Had I the heaven’s embroidered cloths,
Enwrought with golden and silver light,
The blue and the dim and the dark cloths
Of night and light and the half-light,
I would spread the cloths under your feet:
But I, being poor, have only my dreams
I have spread my dreams under your feet;
Tread softly because you tread on my dreams.

 

    « Aedh wishes for the cloths of Heaven » a été publié par Yeats en 1899 dans son troisième volume de la poésie, « du vent dans les roseaux ». L’orateur du poème est Aedh, dont le nom est le même que celui d’un Dieu celtique de la mort, l’un des enfants de Lir.
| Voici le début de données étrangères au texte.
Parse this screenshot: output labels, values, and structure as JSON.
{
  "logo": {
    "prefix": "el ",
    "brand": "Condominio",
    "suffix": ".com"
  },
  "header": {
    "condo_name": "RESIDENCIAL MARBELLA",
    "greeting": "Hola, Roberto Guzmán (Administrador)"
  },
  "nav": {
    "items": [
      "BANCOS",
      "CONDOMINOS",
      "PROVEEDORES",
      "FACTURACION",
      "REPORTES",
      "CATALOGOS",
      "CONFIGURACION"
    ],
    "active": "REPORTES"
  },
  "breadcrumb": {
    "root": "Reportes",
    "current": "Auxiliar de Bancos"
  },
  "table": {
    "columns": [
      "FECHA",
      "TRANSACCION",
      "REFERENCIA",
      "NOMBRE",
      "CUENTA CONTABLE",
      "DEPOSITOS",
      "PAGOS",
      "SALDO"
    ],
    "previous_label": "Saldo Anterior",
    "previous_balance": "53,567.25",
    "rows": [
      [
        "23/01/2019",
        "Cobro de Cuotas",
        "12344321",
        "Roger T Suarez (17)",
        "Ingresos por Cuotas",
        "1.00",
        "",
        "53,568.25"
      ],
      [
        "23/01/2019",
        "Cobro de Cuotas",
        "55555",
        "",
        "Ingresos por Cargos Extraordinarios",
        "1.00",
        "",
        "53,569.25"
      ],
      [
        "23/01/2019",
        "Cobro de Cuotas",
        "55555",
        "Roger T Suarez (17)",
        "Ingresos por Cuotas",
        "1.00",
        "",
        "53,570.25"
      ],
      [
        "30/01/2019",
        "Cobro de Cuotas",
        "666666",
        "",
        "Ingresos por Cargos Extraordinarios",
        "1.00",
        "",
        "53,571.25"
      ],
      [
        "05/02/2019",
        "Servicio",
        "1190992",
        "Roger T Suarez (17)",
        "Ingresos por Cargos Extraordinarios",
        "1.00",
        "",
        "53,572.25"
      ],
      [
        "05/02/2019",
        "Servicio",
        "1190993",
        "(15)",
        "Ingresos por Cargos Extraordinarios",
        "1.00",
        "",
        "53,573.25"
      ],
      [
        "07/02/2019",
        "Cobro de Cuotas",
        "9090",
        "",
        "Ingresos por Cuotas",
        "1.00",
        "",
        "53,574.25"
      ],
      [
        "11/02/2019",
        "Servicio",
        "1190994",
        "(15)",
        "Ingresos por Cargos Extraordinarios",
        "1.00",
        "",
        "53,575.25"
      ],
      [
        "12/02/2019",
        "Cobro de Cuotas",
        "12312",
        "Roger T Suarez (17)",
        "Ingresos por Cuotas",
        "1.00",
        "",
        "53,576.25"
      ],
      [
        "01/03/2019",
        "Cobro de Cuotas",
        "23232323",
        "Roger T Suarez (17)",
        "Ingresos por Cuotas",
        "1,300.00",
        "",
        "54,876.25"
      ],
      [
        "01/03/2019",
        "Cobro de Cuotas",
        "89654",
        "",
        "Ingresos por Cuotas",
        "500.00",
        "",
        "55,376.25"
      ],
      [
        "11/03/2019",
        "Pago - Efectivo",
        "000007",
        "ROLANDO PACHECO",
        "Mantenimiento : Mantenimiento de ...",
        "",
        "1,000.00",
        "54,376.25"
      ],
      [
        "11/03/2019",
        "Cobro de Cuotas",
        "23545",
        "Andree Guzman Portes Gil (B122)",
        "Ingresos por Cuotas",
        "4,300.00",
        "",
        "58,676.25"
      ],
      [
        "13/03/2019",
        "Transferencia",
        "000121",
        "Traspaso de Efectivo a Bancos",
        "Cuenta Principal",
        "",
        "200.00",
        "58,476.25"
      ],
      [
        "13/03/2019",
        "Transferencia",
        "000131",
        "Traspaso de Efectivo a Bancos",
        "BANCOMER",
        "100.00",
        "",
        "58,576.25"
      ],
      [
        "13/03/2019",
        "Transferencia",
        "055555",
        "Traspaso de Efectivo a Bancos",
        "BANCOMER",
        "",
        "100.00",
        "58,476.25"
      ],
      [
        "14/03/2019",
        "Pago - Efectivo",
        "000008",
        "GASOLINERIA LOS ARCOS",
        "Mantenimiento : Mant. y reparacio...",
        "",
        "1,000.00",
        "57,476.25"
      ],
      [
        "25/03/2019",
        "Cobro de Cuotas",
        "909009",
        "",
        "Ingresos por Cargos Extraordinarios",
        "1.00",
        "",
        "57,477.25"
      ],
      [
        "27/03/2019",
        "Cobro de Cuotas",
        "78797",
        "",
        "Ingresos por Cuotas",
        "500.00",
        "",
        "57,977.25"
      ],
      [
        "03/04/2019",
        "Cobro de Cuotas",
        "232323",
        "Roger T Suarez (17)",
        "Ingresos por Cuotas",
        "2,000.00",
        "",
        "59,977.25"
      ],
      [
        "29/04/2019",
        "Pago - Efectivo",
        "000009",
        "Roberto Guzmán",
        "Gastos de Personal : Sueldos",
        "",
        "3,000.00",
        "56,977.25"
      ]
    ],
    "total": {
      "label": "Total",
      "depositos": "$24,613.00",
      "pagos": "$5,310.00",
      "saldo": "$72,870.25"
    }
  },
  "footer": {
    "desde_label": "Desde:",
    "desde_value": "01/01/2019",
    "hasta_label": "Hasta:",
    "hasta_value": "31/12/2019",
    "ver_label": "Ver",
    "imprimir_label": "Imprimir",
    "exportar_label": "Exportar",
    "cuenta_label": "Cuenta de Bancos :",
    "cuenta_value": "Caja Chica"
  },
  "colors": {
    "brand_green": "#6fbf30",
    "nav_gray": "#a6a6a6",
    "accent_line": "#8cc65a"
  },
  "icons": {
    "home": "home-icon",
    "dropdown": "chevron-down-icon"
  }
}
     Yeats semble avoir utilisé ce personnage dans certaines de ses histoires et le décrit comme le feu qui se reflète dans l’eau. Il apparaît dans l’œuvre de Yeats aux côtés de deux autres personnages archétypaux de mythe du poète: Michael Robartes et Red Hanrahan. Les trois sont collectivement connus comme les principes de l’esprit. Robartes représente la puissance de la connaissance et Hanrahan le romantisme primaire. Quand à l’Aedh, il est pâle, languissant, et sous l’emprise de « 
la belle dame sans merci », en référence au poème de John Keats; « Aedh » a été souvent remplacé dans les anthologies de poèmes de Yeats par un plus générique  » il « .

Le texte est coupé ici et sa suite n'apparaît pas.